The first day of this Test match, January 5, was also the anniversary of the death of his father David, the former Yorkshire and England wicketkeeper, who took his own life in 1998. Add to that the fact that his mother, Janet, has fought her own battle with breast cancer, then to reach this latest milestone on Sydney's Pink Day too, in commemoration of Jane McGrath, was additionally poignant.
Sure enough, Bairstow's celebrations - after piercing what he described as a "naughty" wall of off-side fielders in Cummins' final over of the day, for a milestone-sealing boundary through backward point - were raw and raucous, just as they had been six years previously at Cape Town, when he had brought up his first Test century once again in his father's anniversary week, in the 2016 New Year's Test against South Africa.
"You've known me for long enough now to know how much that will mean," Bairstow told David Gower, his dad's former England team-mate, on BT Sport at the close of play. And when asked later about the extent of his thumb injury, a jarring blow on 60 from a Cummins lifter, he conceded that the occasion had played a big part in his refusal to retire hurt.
"I made the decision to stay out there," he said. "The medics can give you advice, but ultimately, you're out there playing in an Ashes Test match, a New Year's Test match on Pink Day at Sydney, in front of a crowd. It's going to take a lot to get you away from that."
Bairstow's fortitude was augmented, he added, by some technical tinkering with the help of James Foster, the wicketkeeping coach, in the indoor nets before the start of this innings. "We literally had a bit of fun this morning and just went back to something from years ago," he said. "You can look at technique a lot, but you've got to keep it natural about the way that you're moving. Otherwise you become a bit clunky and a bit too rigid.

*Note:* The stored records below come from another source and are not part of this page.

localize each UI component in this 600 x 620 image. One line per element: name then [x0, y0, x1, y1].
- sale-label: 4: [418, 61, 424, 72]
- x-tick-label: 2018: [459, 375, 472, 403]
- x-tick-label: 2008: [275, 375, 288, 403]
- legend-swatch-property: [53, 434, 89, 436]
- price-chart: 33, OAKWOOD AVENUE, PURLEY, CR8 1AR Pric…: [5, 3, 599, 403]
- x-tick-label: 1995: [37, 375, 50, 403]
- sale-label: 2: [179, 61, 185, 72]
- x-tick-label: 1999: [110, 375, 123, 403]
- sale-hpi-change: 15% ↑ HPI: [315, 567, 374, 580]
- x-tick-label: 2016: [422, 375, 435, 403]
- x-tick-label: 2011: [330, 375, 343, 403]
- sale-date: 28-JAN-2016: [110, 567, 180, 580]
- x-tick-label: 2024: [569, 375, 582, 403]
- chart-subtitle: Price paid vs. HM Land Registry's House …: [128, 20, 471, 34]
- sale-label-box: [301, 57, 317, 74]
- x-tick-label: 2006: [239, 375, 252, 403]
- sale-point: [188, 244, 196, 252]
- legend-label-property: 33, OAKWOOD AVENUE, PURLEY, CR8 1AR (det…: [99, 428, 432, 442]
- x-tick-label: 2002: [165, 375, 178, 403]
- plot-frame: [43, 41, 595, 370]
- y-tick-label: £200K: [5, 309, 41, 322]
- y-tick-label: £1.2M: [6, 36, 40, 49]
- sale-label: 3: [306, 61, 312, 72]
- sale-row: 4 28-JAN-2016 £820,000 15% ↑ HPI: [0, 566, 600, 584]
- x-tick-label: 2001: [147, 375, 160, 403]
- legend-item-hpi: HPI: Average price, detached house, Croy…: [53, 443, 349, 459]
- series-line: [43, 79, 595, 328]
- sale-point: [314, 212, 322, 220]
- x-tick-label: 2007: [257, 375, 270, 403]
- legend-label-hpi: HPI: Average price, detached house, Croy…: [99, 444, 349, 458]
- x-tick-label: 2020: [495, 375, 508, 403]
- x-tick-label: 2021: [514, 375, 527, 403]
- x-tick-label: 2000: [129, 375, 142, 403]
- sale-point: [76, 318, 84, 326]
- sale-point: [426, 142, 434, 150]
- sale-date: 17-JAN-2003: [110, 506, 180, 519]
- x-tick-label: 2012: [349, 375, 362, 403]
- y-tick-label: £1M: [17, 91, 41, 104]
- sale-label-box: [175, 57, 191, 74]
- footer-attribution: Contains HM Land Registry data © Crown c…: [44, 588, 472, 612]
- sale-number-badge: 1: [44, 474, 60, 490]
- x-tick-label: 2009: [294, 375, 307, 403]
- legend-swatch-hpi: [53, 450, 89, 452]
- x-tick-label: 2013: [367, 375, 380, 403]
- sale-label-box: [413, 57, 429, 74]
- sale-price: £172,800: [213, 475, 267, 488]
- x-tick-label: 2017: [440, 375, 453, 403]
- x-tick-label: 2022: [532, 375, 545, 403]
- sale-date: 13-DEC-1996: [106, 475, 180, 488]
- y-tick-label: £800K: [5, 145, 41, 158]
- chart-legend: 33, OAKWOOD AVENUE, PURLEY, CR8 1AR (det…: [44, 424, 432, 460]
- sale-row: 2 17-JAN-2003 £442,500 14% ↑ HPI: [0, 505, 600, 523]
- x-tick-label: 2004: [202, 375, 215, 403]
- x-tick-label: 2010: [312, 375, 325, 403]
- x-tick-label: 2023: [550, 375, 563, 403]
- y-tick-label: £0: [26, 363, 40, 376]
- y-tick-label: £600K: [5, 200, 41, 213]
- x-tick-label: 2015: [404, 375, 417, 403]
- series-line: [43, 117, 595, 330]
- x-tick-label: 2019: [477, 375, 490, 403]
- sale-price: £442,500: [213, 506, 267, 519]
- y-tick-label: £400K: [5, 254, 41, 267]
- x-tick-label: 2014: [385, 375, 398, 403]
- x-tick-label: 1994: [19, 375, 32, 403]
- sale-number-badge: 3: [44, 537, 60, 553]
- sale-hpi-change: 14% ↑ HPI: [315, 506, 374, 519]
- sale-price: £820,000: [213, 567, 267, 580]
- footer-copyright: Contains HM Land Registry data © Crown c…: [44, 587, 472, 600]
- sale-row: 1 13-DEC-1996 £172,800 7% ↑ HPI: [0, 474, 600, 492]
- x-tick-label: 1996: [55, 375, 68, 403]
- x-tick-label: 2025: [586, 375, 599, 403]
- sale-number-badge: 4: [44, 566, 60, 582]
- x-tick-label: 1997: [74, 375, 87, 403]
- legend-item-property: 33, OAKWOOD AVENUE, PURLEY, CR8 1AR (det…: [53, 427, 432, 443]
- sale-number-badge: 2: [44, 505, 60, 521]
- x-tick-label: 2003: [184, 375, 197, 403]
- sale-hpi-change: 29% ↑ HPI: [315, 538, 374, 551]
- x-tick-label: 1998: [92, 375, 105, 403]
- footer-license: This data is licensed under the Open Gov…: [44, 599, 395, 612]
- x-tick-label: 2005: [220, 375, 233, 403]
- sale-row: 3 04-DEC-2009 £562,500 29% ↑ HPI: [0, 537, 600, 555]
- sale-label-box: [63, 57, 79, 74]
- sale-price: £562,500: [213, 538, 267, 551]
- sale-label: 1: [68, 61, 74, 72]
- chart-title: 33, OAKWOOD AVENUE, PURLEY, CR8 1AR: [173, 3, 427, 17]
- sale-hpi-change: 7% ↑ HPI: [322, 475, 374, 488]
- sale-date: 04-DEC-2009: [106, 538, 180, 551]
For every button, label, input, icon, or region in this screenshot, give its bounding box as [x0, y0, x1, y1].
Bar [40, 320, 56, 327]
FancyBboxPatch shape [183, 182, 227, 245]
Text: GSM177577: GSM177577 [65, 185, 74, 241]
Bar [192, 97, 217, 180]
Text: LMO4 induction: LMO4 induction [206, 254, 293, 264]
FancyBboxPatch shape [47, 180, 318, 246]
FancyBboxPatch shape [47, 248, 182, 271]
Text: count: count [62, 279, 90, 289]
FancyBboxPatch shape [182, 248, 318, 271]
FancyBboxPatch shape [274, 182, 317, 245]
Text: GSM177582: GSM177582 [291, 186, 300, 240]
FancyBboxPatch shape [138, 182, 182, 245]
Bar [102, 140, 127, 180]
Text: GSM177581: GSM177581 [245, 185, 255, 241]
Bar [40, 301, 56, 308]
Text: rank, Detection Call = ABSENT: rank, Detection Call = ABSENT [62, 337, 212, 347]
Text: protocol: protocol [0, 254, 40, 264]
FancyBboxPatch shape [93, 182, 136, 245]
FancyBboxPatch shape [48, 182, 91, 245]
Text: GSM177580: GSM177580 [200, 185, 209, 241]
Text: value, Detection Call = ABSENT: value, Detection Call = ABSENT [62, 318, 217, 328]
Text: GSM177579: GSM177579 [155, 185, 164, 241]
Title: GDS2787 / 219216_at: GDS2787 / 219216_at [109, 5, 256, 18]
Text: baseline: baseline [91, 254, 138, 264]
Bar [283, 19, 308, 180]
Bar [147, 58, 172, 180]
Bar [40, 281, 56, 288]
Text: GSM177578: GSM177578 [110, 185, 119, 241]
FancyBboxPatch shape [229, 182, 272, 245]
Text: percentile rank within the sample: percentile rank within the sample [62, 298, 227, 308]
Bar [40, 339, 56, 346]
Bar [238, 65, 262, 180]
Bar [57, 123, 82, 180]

"And that's what I feel sometimes I got to," he added. "I was trying to be something that potentially I'm not. One of my strengths is putting the pressure back on the bowlers, and running between the wickets, and trying to get them off their length to then give me a different ball. And in some ways, I wasn't necessarily doing that. But that also comes with spending time out in the middle, consistently."
They were revealing remarks from a player who is all too easily criticised for his failings at Test level - in particular, perhaps, his tendency to get bowled with the same leg-sided set-up that frees him up for so many white-ball cover-drives - when he perhaps more than any other player epitomises the choices that England's star names are required to make in their attempts to achieve excellence in three formats at once.
Today, his set-up was more pointedly off-sided, to cover off those stumps, but the bullish brilliance that Bairstow has consistently shown in white-ball cricket over the past six years, and which was instrumental in the 2019 World Cup win, was back in evidence in the latter stages of his Sydney knock - not least once Mark Wood had joined him in a rollicking seventh-wicket stand of 72 that carried the fight deep into the evening session.
But crucially, he had gone through the gears by that stage too, a process that cannot be fast-tracked against an attack of Australia's quality, for all that England's batting frailties have left them in a rush for runs all series long.
"You've got to earn the right to show the intent," Bairstow said. "You can't be reckless with it. It's about being positive in your movements, your body language, the way in which you address the crease, leave the ball. There's many different ways in which you can put pressure back on, but in those situations, you've definitely got to earn that and execute, and today we executed it well."